Para eso hay que arrancarle al Estado, a las patronales, una parte del tiempo que usted entrega todos los días en calidad de plusvalor y ganancia.

Porque se pueden tener sensaciones y estados poéticos, pongamoslé, en medio del tren, viajando hacia la fábrica, o volviendo de ella, pero después están los tiempos entregados al otro, al capital cualquiera sea la forma particular que le tocó asumir en tu vida. En los tiempos del capital vos no podés desplegar lo que flashaste en el tren en un bastidor o en una compu. No. Se debe trabajar, o dormir para reponer la energía para trabajar, o coger rápido y mal para justificar que tenés una familia para poder seguir vivo y mantener la ficción de que trabajás por tus hijos e hijas, o cualquier otra cosa necesaria para mañana volver a estar en el escritorio, el mostrador o frente a la máquina.

Robarle tiempo al explotador para construir relaciones, afectos, u obras poéticas, sin valor de cambio, sin valor de transacción, no es nada sencillo para los y las artistas que vienenvenimos [sic] de la clase obrera.

Entonces, despierto con una sensación de felicidad y plenitud que me embarga. Giro la cabeza sobre la almohada, para que mis ojos confirmen sin ninguna duda que ella, su cuerpo, su rostro, la noche de amor que acabamos de nadar juntos, son aquello que mis manos habían tocado, la causa de mi sensación al despertar.

Los diques de contención de la memoria colapsan. Comienza a fluir desde lo más profundo un recuerdo particular. Miro la hora. Exactamente hace 14 años este mismo que soy yo, que no es el mismo que era, se tomaba un 133 desde Saavedra hacia Nueva Pompeya.
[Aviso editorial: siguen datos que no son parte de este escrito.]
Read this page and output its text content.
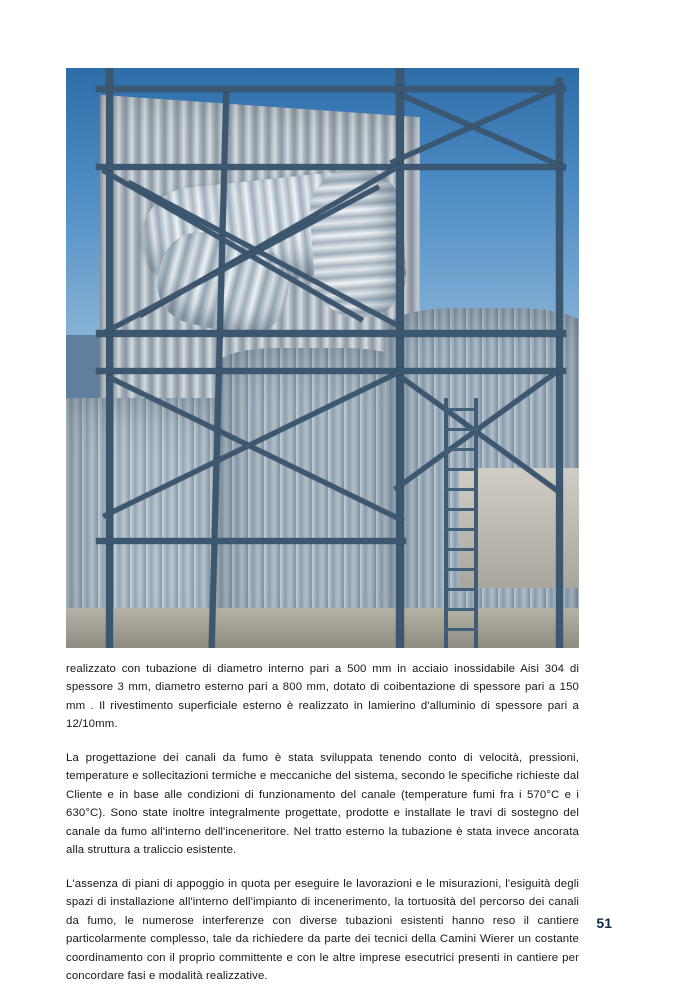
realizzato con tubazione di diametro interno pari a 500 mm in acciaio inossidabile Aisi 304 di spessore 3 mm, diametro esterno pari a 800 mm, dotato di coibentazione di spessore pari a 150 mm . Il rivestimento superficiale esterno è realizzato in lamierino d'alluminio di spessore pari a 12/10mm.

La progettazione dei canali da fumo è stata sviluppata tenendo conto di velocità, pressioni, temperature e sollecitazioni termiche e meccaniche del sistema, secondo le specifiche richieste dal Cliente e in base alle condizioni di funzionamento del canale (temperature fumi fra i 570°C e i 630°C). Sono state inoltre integralmente progettate, prodotte e installate le travi di sostegno del canale da fumo all'interno dell'inceneritore. Nel tratto esterno la tubazione è stata invece ancorata alla struttura a traliccio esistente.

L'assenza di piani di appoggio in quota per eseguire le lavorazioni e le misurazioni, l'esiguità degli spazi di installazione all'interno dell'impianto di incenerimento, la tortuosità del percorso dei canali da fumo, le numerose interferenze con diverse tubazioni esistenti hanno reso il cantiere particolarmente complesso, tale da richiedere da parte dei tecnici della Camini Wierer un costante coordinamento con il proprio committente e con le altre imprese esecutrici presenti in cantiere per concordare fasi e modalità realizzative.

51
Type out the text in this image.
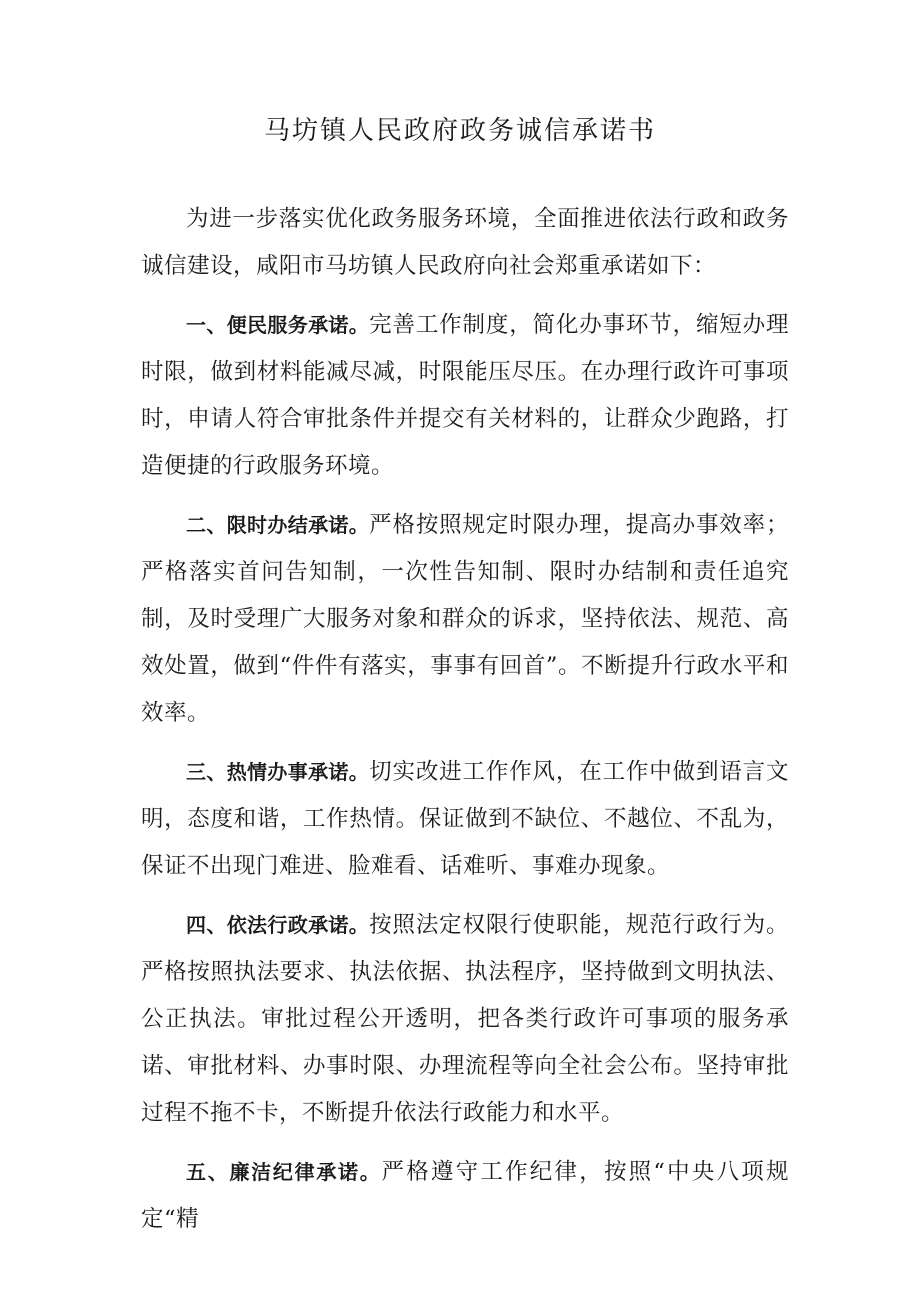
马坊镇人民政府政务诚信承诺书

为进一步落实优化政务服务环境，全面推进依法行政和政务诚信建设，咸阳市马坊镇人民政府向社会郑重承诺如下：

一、便民服务承诺。完善工作制度，简化办事环节，缩短办理时限，做到材料能减尽减，时限能压尽压。在办理行政许可事项时，申请人符合审批条件并提交有关材料的，让群众少跑路，打造便捷的行政服务环境。

二、限时办结承诺。严格按照规定时限办理，提高办事效率；严格落实首问告知制，一次性告知制、限时办结制和责任追究制，及时受理广大服务对象和群众的诉求，坚持依法、规范、高效处置，做到“件件有落实，事事有回首”。不断提升行政水平和效率。

三、热情办事承诺。切实改进工作作风，在工作中做到语言文明，态度和谐，工作热情。保证做到不缺位、不越位、不乱为，保证不出现门难进、脸难看、话难听、事难办现象。

四、依法行政承诺。按照法定权限行使职能，规范行政行为。严格按照执法要求、执法依据、执法程序，坚持做到文明执法、公正执法。审批过程公开透明，把各类行政许可事项的服务承诺、审批材料、办事时限、办理流程等向全社会公布。坚持审批过程不拖不卡，不断提升依法行政能力和水平。

五、廉洁纪律承诺。严格遵守工作纪律，按照“中央八项规定“精
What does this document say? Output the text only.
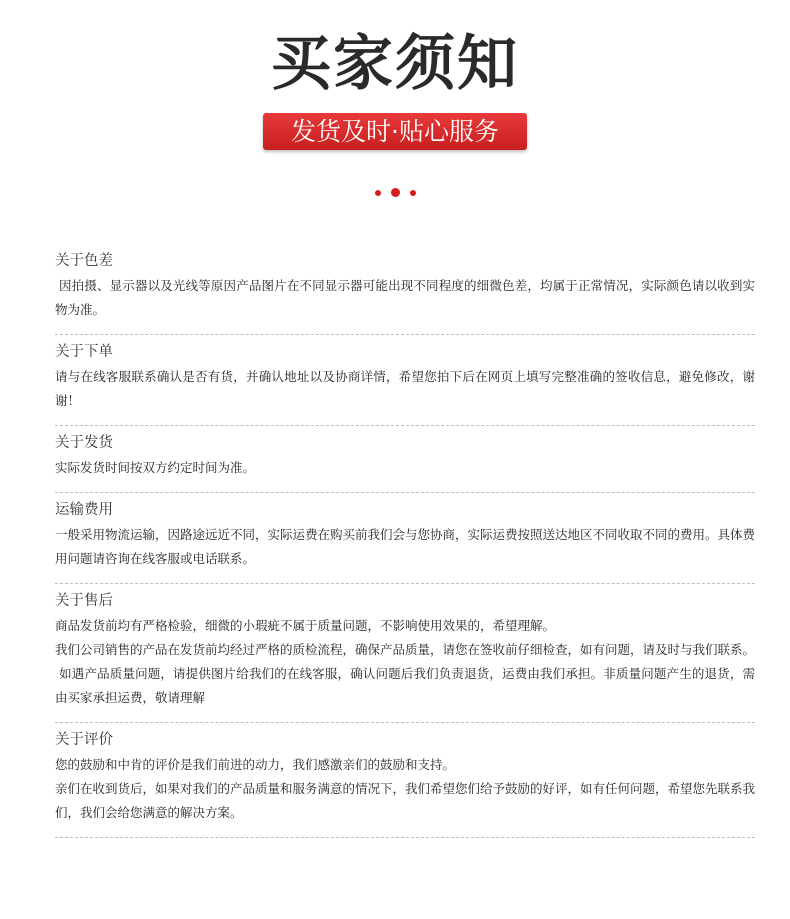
买家须知
发货及时·贴心服务
关于色差
因拍摄、显示器以及光线等原因产品图片在不同显示器可能出现不同程度的细微色差，均属于正常情况，实际颜色请以收到实物为准。
关于下单
请与在线客服联系确认是否有货，并确认地址以及协商详情，希望您拍下后在网页上填写完整准确的签收信息，避免修改，谢谢！
关于发货
实际发货时间按双方约定时间为准。
运输费用
一般采用物流运输，因路途远近不同，实际运费在购买前我们会与您协商，实际运费按照送达地区不同收取不同的费用。具体费用问题请咨询在线客服或电话联系。
关于售后
商品发货前均有严格检验，细微的小瑕疵不属于质量问题，不影响使用效果的，希望理解。
我们公司销售的产品在发货前均经过严格的质检流程，确保产品质量，请您在签收前仔细检查，如有问题，请及时与我们联系。
如遇产品质量问题，请提供图片给我们的在线客服，确认问题后我们负责退货，运费由我们承担。非质量问题产生的退货，需由买家承担运费，敬请理解
关于评价
您的鼓励和中肯的评价是我们前进的动力，我们感激亲们的鼓励和支持。
亲们在收到货后，如果对我们的产品质量和服务满意的情况下，我们希望您们给予鼓励的好评，如有任何问题，希望您先联系我们，我们会给您满意的解决方案。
Es muy interesante –y bello- que los militantes basemos toda nuestra actividad política en un entramado de citas. Una cita es -o debería serlo- el encuentro pautado con anticipación. Es propio del lenguaje de los enamorados y enamoradas, que se citan, o debaten planes y criterios sobre que hacer en la “primer”, “segunda” o “tercer” cita.

Y hay, claramente, una filosofía de la cita. Existe un círculo especial del infierno de Dante en el castigo social que la militancia tiene preparado para quien clava una cita. El clavador serial es una especie profundamente odiada. También están quienes mensajean preguntando o pidiendo confirmación, una hora antes, media hora antes, incluso minutos antes de la cita para ver si con este método aparentemente “serio y responsable” logran evitar la carga comprometida el día anterior, en la reunión de círculo previa.

La cita del mediodía del 26 de junio de 2002 era una cita muy particular. Era una cita con el enemigo de clase. Una de las cosas que menos comprende la población que nunca en su vida se organizó con alguien más para luchar por transformar la realidad –en cualquier sentido posible- es que los luchadores y luchadoras socialistas, marxistas, leninistas, troskos, -póngale usted la etiqueta que mejor le cierre en su conciencia- somos luchadores y luchadoras conscientes.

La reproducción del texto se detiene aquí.